AWLA has learned how to provide that outlet by harnessing the compassion of the whole community. Dozens of volunteers work on-call to drive animals to rehabbers. A few, like Margaret Pratt, will drive wherever needed—up to two hours away late at night—to deliver opossums, squirrels, fawns, foxes, turkey vultures. Some of the animals “may not be the sort of thing we want to hold up and cuddle,” says Pratt, a toxicologist who started volunteering at the shelter by fostering kittens. “But they all have their niche in the environment.”
The human connection
A couple of hours after Toussaint rescued the injured pigeon from the road, the bird takes a turn for the worse. The AWLA team consults with a rehabber and decides to end his suffering. Later that night, though, they’ll save another bird— one of many more rescues to come.

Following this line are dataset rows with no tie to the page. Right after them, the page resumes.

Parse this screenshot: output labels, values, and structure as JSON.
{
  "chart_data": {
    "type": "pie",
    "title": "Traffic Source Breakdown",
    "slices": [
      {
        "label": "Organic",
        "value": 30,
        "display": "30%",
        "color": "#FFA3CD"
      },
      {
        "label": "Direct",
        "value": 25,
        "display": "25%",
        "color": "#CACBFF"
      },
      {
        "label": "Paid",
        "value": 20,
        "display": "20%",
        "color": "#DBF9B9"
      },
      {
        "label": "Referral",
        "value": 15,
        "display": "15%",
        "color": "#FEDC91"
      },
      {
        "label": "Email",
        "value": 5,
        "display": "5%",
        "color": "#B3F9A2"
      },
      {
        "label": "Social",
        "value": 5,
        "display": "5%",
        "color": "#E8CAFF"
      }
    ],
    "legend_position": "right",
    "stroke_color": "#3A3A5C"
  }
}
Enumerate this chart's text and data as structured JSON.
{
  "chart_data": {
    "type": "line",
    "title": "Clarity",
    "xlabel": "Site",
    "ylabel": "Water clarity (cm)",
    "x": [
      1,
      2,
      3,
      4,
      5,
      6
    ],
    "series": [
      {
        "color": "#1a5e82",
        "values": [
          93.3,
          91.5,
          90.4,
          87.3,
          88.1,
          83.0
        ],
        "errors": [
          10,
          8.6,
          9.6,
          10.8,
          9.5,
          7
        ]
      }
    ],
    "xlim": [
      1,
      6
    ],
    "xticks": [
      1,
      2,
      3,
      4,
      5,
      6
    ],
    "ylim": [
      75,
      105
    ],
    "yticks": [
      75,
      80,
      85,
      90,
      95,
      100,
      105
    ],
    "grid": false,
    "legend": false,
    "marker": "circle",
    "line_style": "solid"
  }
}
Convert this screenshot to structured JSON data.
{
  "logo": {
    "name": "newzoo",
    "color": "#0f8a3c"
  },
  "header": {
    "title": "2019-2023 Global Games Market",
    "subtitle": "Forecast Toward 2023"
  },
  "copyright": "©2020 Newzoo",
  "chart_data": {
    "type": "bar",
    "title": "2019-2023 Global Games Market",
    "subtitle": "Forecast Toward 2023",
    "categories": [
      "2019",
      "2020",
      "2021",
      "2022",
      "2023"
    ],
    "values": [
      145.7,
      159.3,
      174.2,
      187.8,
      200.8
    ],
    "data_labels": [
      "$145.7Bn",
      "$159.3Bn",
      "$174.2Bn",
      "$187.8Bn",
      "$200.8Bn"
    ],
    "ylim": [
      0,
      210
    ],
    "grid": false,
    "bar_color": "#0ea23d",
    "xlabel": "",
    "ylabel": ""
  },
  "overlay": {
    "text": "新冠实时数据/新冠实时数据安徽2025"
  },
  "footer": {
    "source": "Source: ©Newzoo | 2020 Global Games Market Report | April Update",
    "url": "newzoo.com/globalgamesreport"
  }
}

In the meantime, they’ve also got their hands full keeping up with their community’s more gregarious wild residents. There’s the snapping turtle who keeps heading back and forth across the same major intersection: “If he doesn’t cut it out … !” Toussaint says in mock exasperation. There’s Ma the fox, who suns herself on a sidewalk across from the Walgreen’s while her kits play: “That’s just Ma,” Toussaint tells alarmed callers. “She’s been doing this for six years; her den is actually nearby.” And then there’s Lucy, the deer with a limp who has twins each year and a preference for expensive plants. “We’re very sorry—Lucy has a habit of going after geraniums,” Toussaint tells people. “But she was also struck by a vehicle three years ago and still managed to raise and wean those two.” By the time the conversations are over, she jokes, people are “going out and offering their geraniums to these animals.”
Whatever the nature of the call, whether it’s an animal in distress or a person who’s afraid or simply a question from a curious person in the grocery aisle, she’ll stop to answer. If you help someone understand why he should leave a healthy fledgling bird alone, she reasons, he’s more likely to call again about a dog tied outside in freezing temperatures or a fox struggling in the road. “It happens all the time. I’ve been running calls for service too often and too much to not see this connection over and over again. Because we’re just the animal people—it makes it so easy for people. It’s too confusing to say, ‘Well, we care more about this one and less about this one.’”
For people like McEvoy, they all matter. As a former police officer, McEvoy is familiar with the challenges many shelters and animal control agencies face, and he knows that community wildlife services are still rare. But as an animal lover with two dogs and a passion for watching the wildlife in his backyard, he’d like that to change. After his encounter with AWLA at Arlington National Cemetery, he pledged to make a donation in honor of the little blue jay.
“The sincerity of everybody over the phone—and in my meeting in person with the animal control officer—you could just tell they love their jobs and they’re the right people in their positions,” he says. “There need to be a lot more places like this.”